Lance Armstrong might have been the first man to walk on the face of what we now call The Moon, but what he is remembered for is comically knocking a golf ball around up there in a hilarious visual gag.
Being funny is more important than being smart, nice, or even attractive and like all good things, it is easy and requires next to no effort.
Just absorb, by way of your eyes, the following five things and soon you will be as popular as Bill Clinton, without having the brains or the human decency of Hillary Clinton.

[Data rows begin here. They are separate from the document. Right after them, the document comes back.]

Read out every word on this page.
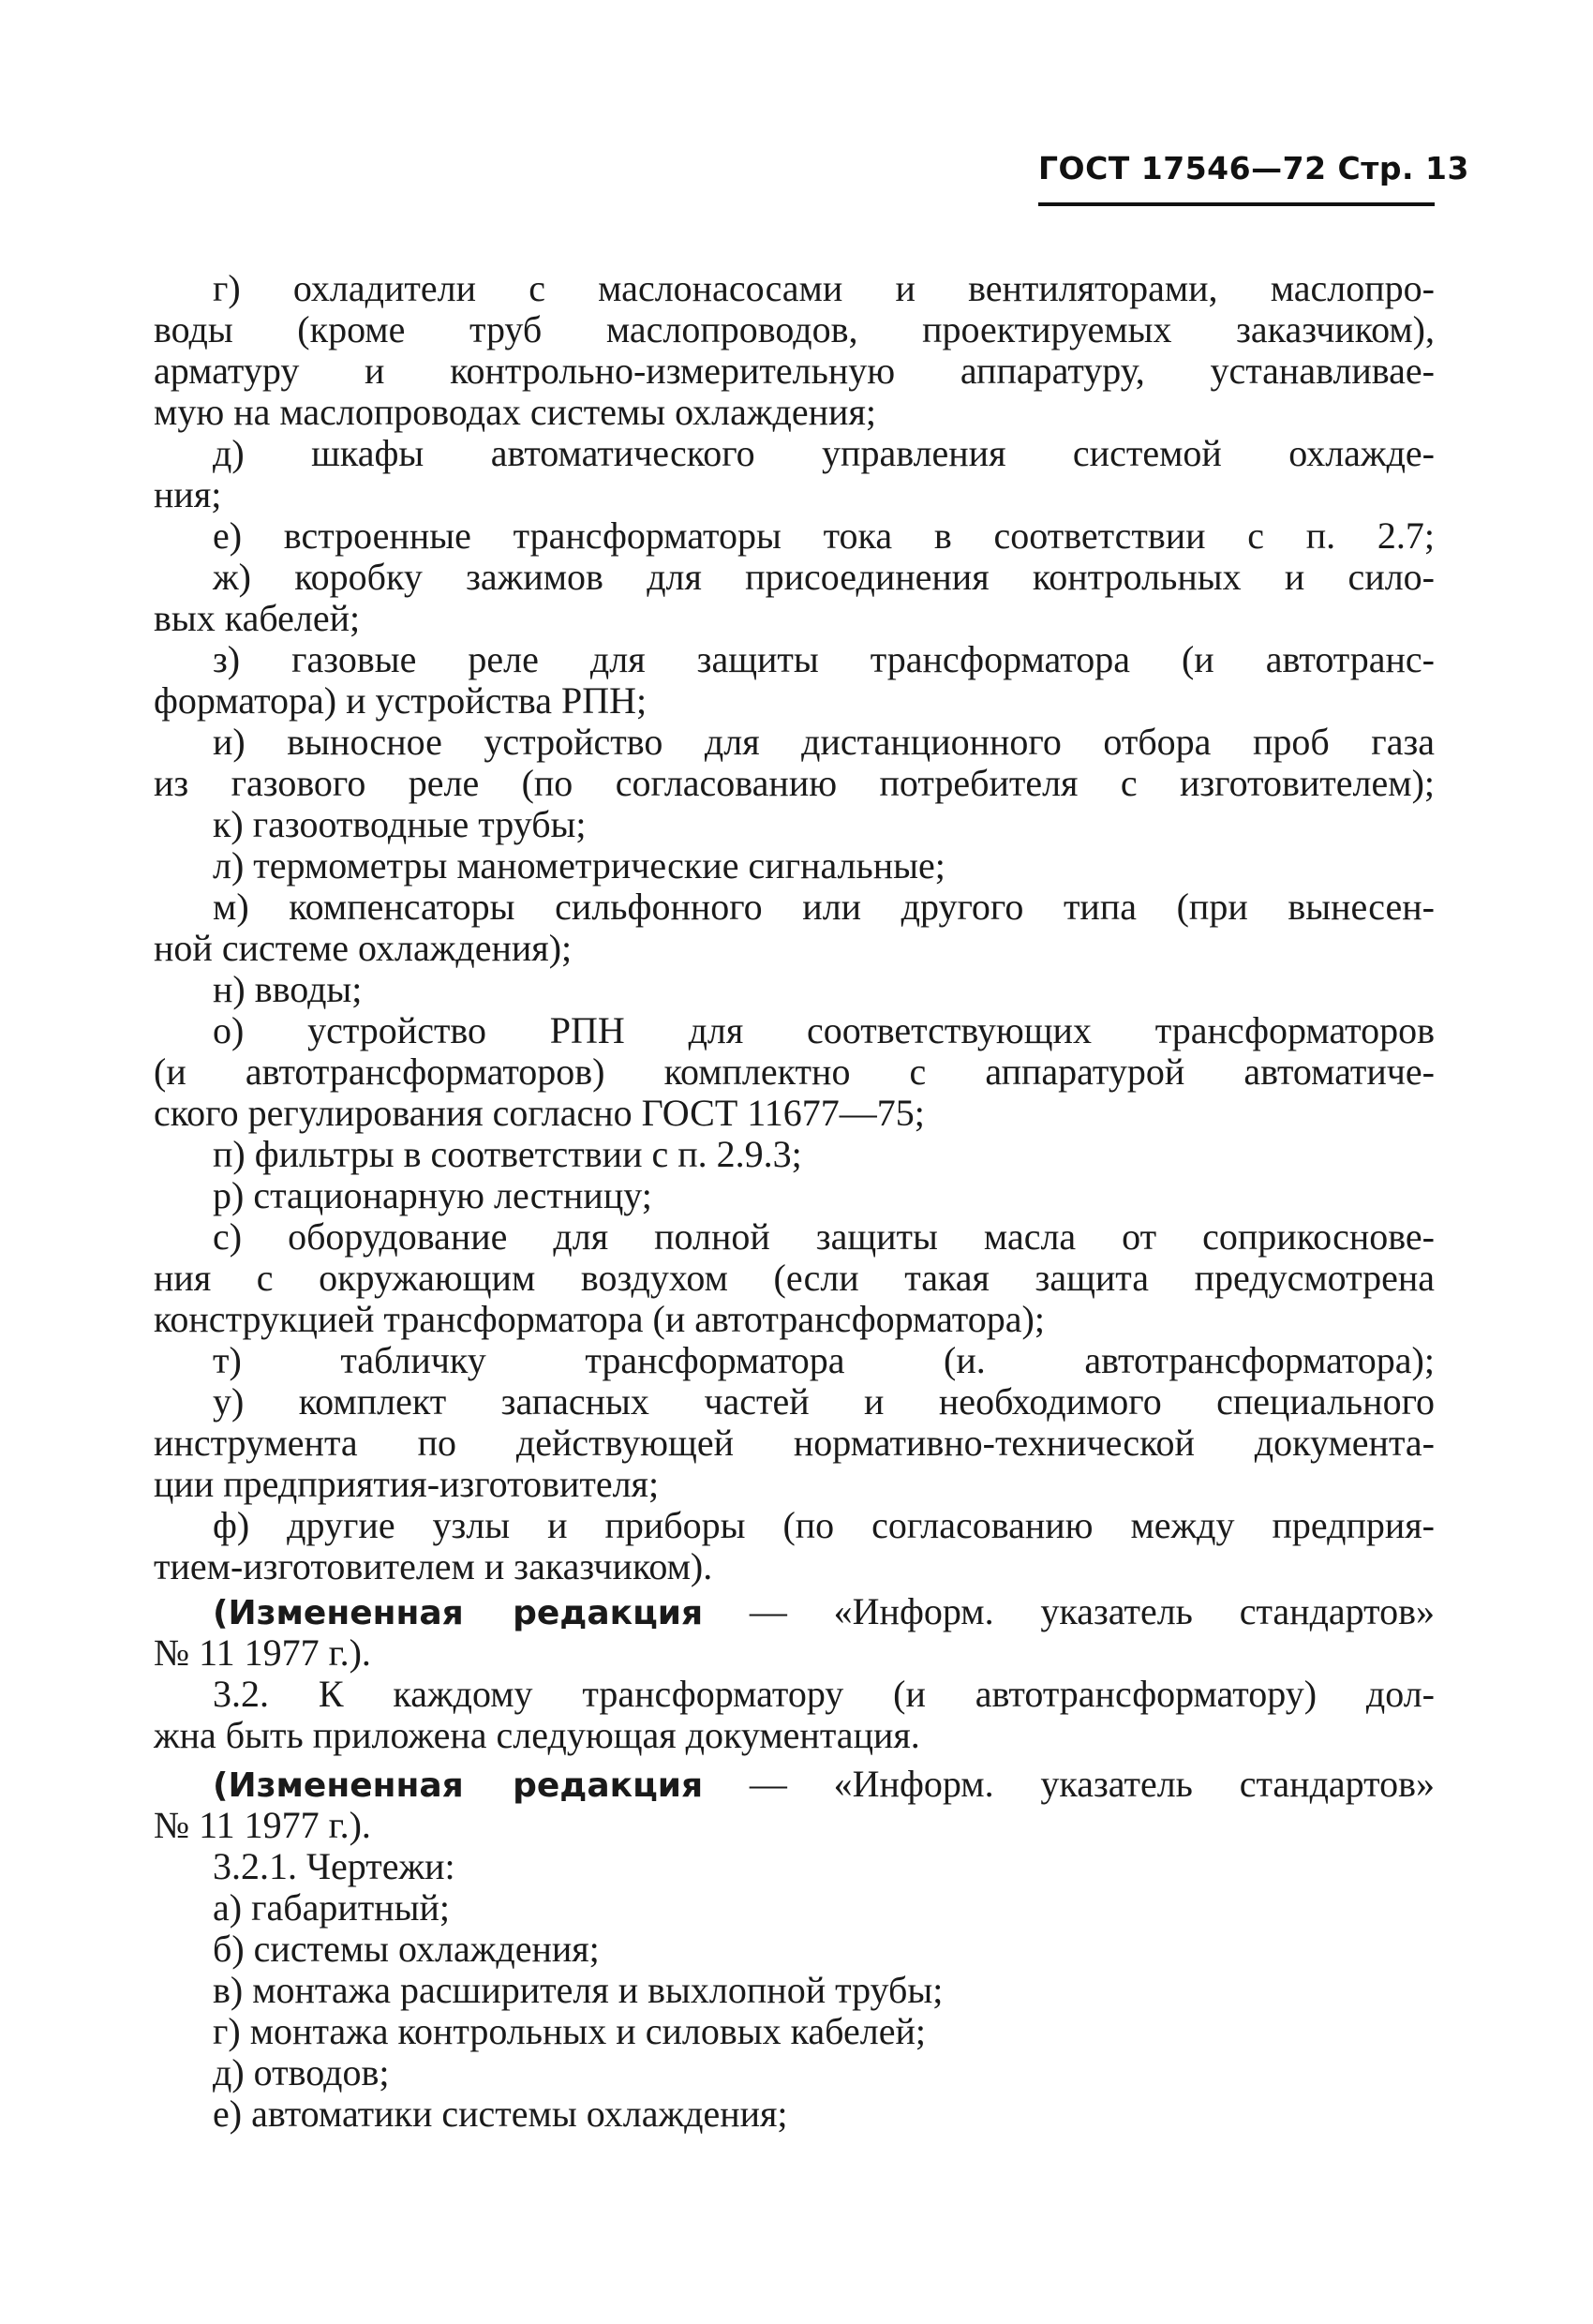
ГОСТ 17546—72 Стр. 13
г) охладители с маслонасосами и вентиляторами, маслопро-
воды (кроме труб маслопроводов, проектируемых заказчиком),
арматуру и контрольно-измерительную аппаратуру, устанавливае-
мую на маслопроводах системы охлаждения;
д) шкафы автоматического управления системой охлажде-
ния;
е) встроенные трансформаторы тока в соответствии с п. 2.7;
ж) коробку зажимов для присоединения контрольных и сило-
вых кабелей;
з) газовые реле для защиты трансформатора (и автотранс-
форматора) и устройства РПН;
и) выносное устройство для дистанционного отбора проб газа
из газового реле (по согласованию потребителя с изготовителем);
к) газоотводные трубы;
л) термометры манометрические сигнальные;
м) компенсаторы сильфонного или другого типа (при вынесен-
ной системе охлаждения);
н) вводы;
о) устройство РПН для соответствующих трансформаторов
(и автотрансформаторов) комплектно с аппаратурой автоматиче-
ского регулирования согласно ГОСТ 11677—75;
п) фильтры в соответствии с п. 2.9.3;
р) стационарную лестницу;
с) оборудование для полной защиты масла от соприкоснове-
ния с окружающим воздухом (если такая защита предусмотрена
конструкцией трансформатора (и автотрансформатора);
т) табличку трансформатора (и. автотрансформатора);
у) комплект запасных частей и необходимого специального
инструмента по действующей нормативно-технической документа-
ции предприятия-изготовителя;
ф) другие узлы и приборы (по согласованию между предприя-
тием-изготовителем и заказчиком).
(Измененная редакция — «Информ. указатель стандартов»
№ 11 1977 г.).
3.2. К каждому трансформатору (и автотрансформатору) дол-
жна быть приложена следующая документация.
(Измененная редакция — «Информ. указатель стандартов»
№ 11 1977 г.).
3.2.1. Чертежи:
а) габаритный;
б) системы охлаждения;
в) монтажа расширителя и выхлопной трубы;
г) монтажа контрольных и силовых кабелей;
д) отводов;
е) автоматики системы охлаждения;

The thing about humour is it is 43.76% wit, timing and arm-pit farts and 56.24% volume. Basically, if you say anything loudly it is funny. Try it out: yell “Telephone!” right now; people will laugh. There’s nothing particularly funny about the word ‘telephone’ or even telephones. If you have recently been dumped over the telephone, telephones may hold a certain sadness in your heart. The reason people laughed was because you yelled it.

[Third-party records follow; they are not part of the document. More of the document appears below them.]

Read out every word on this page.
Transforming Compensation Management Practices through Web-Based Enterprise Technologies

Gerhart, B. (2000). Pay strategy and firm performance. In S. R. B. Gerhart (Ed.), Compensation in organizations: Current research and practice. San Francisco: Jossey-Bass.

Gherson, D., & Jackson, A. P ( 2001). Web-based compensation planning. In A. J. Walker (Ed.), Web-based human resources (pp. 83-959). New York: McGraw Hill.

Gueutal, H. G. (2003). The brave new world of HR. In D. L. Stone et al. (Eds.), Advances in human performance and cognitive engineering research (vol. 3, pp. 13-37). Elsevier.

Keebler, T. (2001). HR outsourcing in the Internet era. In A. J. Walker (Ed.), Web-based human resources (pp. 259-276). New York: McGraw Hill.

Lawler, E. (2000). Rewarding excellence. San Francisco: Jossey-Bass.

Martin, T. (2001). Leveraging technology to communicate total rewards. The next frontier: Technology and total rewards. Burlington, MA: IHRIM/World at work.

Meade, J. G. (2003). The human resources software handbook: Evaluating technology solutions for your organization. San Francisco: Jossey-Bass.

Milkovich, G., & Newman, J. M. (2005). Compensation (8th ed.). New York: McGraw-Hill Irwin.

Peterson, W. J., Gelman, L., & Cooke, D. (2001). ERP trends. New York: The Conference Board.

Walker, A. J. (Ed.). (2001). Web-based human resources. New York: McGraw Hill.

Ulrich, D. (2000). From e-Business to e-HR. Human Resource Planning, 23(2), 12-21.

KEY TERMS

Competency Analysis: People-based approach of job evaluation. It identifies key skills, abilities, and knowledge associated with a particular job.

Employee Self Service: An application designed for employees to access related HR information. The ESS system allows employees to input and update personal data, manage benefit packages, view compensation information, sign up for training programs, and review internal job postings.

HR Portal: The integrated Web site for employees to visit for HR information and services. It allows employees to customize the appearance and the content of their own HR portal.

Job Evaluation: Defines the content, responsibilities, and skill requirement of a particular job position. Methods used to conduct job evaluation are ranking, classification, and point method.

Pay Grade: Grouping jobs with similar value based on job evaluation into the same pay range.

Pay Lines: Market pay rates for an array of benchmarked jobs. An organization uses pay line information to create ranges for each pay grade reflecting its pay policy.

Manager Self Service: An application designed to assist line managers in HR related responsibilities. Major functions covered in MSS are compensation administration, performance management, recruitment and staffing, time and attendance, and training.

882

Loudness is why people who yell things, even indiscernible things, from cars, in stadiums, in movie theatres, and off construction-site scaffolding are revered for their Paul Rudd-esque wit and reap the carnal benefits accordingly.
The other thing about being louder than everything else is if you hear someone else say something funny, you can repeat it louder and get all the credit for it. What are they going to do about it, pout passive-aggressively? Probably, but now you are the Oscar Wildean Megaphone through which all the great quips pass.

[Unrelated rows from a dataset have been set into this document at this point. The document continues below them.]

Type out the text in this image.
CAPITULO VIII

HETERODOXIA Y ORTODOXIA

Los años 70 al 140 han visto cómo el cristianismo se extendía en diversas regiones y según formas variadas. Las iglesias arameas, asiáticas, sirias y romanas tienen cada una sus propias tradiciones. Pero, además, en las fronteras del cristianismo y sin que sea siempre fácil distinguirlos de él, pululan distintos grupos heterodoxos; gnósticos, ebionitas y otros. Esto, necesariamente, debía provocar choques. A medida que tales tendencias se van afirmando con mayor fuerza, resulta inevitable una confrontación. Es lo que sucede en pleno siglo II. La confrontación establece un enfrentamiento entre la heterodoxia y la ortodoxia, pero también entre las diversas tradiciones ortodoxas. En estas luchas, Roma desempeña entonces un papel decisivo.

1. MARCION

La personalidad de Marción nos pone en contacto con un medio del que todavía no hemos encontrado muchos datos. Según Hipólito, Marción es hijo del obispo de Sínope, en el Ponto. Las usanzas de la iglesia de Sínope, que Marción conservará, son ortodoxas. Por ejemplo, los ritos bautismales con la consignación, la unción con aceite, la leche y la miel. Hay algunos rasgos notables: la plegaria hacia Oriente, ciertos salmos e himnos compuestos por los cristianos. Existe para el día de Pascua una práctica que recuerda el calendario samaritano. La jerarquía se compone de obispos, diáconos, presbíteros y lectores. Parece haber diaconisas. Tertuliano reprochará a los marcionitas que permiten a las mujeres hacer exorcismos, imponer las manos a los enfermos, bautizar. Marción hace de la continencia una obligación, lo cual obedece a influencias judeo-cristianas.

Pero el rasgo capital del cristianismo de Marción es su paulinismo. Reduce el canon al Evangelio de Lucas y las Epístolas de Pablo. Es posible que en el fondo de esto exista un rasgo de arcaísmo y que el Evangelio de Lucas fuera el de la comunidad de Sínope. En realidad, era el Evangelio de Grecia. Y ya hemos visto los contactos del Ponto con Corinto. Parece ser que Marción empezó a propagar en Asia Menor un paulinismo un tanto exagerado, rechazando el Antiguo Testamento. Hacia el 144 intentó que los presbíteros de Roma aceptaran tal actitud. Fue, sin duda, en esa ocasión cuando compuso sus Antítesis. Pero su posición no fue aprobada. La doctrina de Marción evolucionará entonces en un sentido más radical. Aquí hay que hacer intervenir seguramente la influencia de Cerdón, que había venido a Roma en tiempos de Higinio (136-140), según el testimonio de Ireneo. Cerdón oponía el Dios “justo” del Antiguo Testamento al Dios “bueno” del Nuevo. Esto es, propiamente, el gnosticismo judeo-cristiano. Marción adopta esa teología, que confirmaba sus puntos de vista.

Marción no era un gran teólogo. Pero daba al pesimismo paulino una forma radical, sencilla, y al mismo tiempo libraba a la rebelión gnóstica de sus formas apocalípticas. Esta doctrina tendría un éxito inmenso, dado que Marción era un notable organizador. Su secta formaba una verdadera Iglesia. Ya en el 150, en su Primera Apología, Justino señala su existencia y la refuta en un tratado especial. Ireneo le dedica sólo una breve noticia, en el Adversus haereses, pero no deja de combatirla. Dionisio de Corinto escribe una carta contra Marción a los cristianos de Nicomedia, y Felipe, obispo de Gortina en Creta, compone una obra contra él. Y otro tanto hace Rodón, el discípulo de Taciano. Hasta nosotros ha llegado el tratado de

Jokes become funnier the more you tell them. This is why people watch Two and a Half Men and Blackadder re-runs every week and laugh themselves incontinent and why no-one cares about Woody Allen movies. If you repeat a joke over and over it will become familiar to your audience and people find familiar things comforting and thus, funny. Why do you think politicians repeat the same ideas over and over: they are part of a global conspiracy to make politics funny and thus, interesting.
It’s science. So don’t argue with it. What are you, some sort of creationist? Read this Richard Dawkins book. Moron.
Find new avenues
People expect to hear jokes on the television, at the pub, or during sex, so in many ways they are steeled to their penetrative power. However, if you take people by surprise by being funny in an avenue of their life that they don’t expect to encounter comedy, you disarm them and laughter floweth more easily. It is why no-one laughs during a Robin Williams stand-up performance, despite the ticket clearly saying ‘an evening of comedy’ but everyone bursts into hysterics if you yell “Bollocks!” during the eulogies at a funeral.
The problem with word-based comedy is it is hard. How often have you been down the gastro pub, part way through a hilariously ribald joke involving a sexual encounter culminating in someone crapping themselves only to have your whole thunder stolen by someone making a ‘wanking’ gesture with their hand? Seventeen times at least!
Funny gestures are like the picture that tells a thousand dick jokes. It is why the funniest people tend to also be the most expressive with their hands.
Everyone knows that the guy in the office who wears a tie embroided with pictures of poo on it is the ‘office card’, and we all love the lady who has mastered nine different shades of sarcasm merely by her eye-rolling and smirking.
Pulling the fingers, the dismissive wank gesture, and putting your index finger through your trouser fly to indicate your penis is out are jokes that transcend language and cultural barriers. This is why all diplomats have an expressive set of sexually simulating thrusting gestures in their humour repertoire should be called upon to diffuse an international incident with comedy.
People always think that the person who can impress his or her friends or Twitter feed with side-ways jibes at current events is a special type of sophisticate.
The thing is, it is easy. For a start, current events are constantly happening. If you live in New Zealand, when current events stop happening for the day at 5.45PM, they are only just starting in the big important countries. Its a twenty-four hour cycle and you have a myriad to choose from.
Secondly, you really only have to reference the event to get a laugh. This is why so many tweets are:
“*insert name of politician/sporting identity/celebrity is a total *insert colloquial name for genitalia*”.
Sometimes you can be even more general than that: See how many retweets you get from tweeting:
“I wish all those clowns in Congress would stop clowning around #Clown”
Easy. Now you are basically John Stewart. Or at very least the crew of Seven Sharp.